Brown, the director of Western Union. They set up a laboratory for Tesla at 89
Liberty St. in Manhattan so he could work on his alternating current motor and
other devices for power distribution, with an agreement that they share
fifty-fifty with Tesla any profits generated from patents. It was here in
1887 that Tesla constructed a brushless alternating current induction
motor, based on a rotating magnetic field principle he claimed to
have conceived of in 1882. He received a US patent for the motor in May
1888. At that time many inventors were trying to develop workable AC
motors because AC's advantages in long distance high voltage transmission
were counterbalanced by the inability to operate motors on AC. The rotating
magnetic field induction motor seems to have been an independent invention by
Tesla but it was not a unique discovery at the time. Italian
physicist Galileo Ferraris published a paper on rotating magnetic
field based induction motor on 11 March 1888, a working model of which he
may have been demonstrating at the University of Turin as early as 1885. In
1888, a month before Tesla demonstrated his AC induction motor, Westinghouse
engineer Oliver B. Shallenberger invented an induction meter that
was based on the same rotating magnetic field principle and during Tesla's
demonstration English engineer Elihu
Thomson stated he was working on
an induction motor.
In 1888, the editor of Electrical
World magazine, Thomas Commerford Martin (a friend and
publicist), arranged for Tesla to demonstrate his alternating current system,
including his induction motor, at the American Institute of Electrical
Engineers (now IEEE). Engineers working for the Westinghouse
Electric & Manufacturing Company reported to George Westinghouse that
Tesla had a viable AC motor and power system—something that Westinghouse had
been trying to secure. In July 1888 Brown and Peck negotiated a licensing deal
with George Westinghouse for Tesla's polyphase induction motor and transformer
designs for $60,000 in cash and stock and a royalty of $2.50 per AC horsepower
produced by each motor. Westinghouse also hired Tesla for one year for the
large fee of $2,000 a month to be a consultant at the Westinghouse Electric
& Manufacturing Company's Pittsburgh labs.

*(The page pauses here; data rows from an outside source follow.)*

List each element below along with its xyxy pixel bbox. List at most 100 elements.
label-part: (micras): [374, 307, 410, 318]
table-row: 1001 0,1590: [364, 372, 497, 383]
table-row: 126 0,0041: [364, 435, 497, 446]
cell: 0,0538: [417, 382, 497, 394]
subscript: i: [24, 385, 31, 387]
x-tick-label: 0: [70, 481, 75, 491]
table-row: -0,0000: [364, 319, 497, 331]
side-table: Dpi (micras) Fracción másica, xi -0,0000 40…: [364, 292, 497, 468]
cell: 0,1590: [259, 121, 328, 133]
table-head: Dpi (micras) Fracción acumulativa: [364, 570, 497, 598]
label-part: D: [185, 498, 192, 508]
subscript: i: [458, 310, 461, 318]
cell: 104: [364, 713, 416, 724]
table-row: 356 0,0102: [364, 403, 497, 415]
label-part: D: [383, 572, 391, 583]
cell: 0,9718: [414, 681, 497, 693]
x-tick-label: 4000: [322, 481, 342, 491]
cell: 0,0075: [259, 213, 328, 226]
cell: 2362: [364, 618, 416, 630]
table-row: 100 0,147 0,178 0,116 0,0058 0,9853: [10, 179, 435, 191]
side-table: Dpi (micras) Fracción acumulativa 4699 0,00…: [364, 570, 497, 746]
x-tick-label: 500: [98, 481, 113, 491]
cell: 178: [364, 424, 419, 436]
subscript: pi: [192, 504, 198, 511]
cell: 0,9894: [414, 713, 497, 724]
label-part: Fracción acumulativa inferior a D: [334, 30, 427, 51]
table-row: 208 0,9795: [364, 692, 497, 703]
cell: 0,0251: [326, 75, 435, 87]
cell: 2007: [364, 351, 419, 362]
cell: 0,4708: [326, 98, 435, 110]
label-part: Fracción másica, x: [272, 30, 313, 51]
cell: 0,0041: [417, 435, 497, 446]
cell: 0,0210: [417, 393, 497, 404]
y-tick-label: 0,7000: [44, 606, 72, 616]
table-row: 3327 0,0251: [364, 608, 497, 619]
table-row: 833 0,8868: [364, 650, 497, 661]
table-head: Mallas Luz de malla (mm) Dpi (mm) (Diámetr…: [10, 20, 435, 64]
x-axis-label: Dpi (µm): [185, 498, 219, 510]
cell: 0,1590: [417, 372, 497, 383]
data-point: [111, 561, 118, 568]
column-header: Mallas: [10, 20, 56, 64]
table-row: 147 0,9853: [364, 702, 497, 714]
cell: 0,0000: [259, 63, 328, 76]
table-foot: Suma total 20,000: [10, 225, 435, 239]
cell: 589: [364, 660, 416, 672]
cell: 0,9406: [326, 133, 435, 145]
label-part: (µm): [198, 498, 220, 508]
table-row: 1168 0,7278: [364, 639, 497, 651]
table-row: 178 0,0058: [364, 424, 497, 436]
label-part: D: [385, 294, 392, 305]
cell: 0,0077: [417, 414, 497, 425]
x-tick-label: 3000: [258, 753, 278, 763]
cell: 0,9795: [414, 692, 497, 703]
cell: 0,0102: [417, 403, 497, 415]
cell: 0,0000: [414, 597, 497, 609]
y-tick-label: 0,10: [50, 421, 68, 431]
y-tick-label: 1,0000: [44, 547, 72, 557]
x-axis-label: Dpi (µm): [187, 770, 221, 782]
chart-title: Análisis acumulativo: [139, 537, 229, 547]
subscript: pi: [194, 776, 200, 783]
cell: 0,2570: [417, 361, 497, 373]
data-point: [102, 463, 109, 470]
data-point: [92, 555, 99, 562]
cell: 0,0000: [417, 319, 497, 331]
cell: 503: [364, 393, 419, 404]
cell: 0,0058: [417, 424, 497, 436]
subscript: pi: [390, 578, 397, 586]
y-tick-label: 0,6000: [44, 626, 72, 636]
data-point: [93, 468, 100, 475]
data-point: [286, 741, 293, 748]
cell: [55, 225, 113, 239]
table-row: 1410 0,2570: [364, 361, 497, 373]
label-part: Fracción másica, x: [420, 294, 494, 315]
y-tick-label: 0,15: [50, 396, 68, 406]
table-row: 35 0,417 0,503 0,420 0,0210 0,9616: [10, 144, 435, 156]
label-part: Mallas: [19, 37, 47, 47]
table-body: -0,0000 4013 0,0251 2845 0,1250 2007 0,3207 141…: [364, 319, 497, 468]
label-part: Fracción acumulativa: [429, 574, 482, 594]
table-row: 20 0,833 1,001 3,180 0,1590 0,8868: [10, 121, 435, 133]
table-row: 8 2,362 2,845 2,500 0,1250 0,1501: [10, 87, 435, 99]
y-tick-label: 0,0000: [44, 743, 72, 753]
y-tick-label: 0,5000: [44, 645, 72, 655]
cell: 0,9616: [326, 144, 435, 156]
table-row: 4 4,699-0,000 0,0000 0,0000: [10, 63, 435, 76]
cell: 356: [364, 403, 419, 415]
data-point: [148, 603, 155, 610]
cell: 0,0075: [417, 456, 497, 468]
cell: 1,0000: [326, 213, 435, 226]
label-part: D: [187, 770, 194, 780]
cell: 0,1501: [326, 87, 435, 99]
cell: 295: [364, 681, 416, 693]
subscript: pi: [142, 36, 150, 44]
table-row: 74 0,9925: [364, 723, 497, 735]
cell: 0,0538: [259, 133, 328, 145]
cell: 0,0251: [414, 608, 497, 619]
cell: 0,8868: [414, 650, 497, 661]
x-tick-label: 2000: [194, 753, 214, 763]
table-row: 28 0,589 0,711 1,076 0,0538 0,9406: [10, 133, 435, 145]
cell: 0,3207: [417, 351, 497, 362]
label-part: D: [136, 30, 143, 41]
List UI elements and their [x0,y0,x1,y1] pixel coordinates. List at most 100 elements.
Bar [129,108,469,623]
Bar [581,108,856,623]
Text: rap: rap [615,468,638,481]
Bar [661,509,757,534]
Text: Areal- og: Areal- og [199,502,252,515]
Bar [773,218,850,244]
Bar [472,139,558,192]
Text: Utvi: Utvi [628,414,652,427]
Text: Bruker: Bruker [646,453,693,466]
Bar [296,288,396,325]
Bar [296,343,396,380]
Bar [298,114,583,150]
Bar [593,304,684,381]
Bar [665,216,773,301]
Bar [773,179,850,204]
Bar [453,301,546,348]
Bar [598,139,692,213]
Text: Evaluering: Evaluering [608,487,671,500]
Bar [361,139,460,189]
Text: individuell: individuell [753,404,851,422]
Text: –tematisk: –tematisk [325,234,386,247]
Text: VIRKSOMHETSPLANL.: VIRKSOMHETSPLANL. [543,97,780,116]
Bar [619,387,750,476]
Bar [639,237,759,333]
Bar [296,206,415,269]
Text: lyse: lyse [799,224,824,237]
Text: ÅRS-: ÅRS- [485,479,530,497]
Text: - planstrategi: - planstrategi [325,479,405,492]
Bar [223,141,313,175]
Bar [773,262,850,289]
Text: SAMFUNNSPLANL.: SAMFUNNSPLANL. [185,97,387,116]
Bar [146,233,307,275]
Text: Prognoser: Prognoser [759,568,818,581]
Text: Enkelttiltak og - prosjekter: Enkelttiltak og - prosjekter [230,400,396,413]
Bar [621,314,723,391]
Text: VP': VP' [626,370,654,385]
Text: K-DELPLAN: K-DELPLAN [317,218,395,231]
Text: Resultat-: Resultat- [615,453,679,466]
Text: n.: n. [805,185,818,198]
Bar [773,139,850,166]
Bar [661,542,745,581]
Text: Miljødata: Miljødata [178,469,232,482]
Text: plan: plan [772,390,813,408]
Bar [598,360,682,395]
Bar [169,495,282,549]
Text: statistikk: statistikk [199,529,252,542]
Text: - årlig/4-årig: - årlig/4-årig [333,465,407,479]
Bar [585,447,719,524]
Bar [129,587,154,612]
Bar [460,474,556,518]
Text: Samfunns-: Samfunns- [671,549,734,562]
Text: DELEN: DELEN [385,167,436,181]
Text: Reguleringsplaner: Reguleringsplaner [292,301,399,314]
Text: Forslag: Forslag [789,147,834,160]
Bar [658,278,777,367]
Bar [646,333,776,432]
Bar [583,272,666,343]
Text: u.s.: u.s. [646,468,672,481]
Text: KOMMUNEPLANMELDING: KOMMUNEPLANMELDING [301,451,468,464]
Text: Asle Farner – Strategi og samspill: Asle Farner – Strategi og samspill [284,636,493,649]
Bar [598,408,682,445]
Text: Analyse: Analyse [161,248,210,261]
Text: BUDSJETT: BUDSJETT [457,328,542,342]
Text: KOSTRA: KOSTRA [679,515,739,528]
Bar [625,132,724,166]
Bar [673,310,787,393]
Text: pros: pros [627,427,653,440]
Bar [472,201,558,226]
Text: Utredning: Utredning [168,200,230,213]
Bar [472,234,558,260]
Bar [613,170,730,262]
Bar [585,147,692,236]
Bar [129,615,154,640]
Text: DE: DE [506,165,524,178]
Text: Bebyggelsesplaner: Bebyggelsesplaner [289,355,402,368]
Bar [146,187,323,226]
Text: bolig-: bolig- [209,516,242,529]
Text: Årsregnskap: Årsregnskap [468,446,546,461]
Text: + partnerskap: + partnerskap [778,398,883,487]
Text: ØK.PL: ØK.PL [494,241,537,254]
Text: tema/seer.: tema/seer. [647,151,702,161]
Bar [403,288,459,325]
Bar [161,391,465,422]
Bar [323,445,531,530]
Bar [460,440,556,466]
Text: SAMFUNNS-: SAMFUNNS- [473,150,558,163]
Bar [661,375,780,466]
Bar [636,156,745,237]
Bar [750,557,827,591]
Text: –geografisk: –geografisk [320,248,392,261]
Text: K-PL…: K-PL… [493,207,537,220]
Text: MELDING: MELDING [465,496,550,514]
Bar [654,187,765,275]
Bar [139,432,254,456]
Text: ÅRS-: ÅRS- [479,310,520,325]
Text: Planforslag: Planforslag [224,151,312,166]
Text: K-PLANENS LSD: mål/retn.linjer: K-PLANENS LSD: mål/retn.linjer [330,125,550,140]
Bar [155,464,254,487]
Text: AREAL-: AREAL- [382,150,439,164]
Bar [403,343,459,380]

During that year, Tesla worked in Pittsburgh, helping to
create an alternating current system to power the city's streetcars. He found
the time there frustrating because of conflicts between him and the other
Westinghouse engineers over how to best implement AC power. Between them they
settled on a 60-cycle AC current system Tesla proposed (to match the working
frequency of Tesla's motor), although they soon found that, since Tesla's
induction motor could only run at a constant speed, it would not work for
street cars. They ended up using a DC traction motor instead.
Tesla demonstrated wireless energy transmission (Tesla
effect) as early as 1891.
Tesla Coil
The Tesla coil is one of Nikola Tesla's most famous
inventions. It is essentially a high-frequency air-core transformer. It takes
the output from a 120vAC to several kilovolt transformer & driver circuit
and steps it up to an extremely high voltage. Voltages can get to be well above
1,000,000 volts and are discharged in the form of electrical arcs. Tesla
himself got arcs up to 100,000,000 volts, but I don't think that has been
duplicated by anybody else. Tesla coils are unique in the fact that they create
extremely powerful electrical fields. Large coils have been known to wirelessly
light up florescent lights up to 50 feet away, and because of the fact that it
is an electric field that goes directly into the light and doesn't use the
electrodes, even burned-out florescent lights will glow.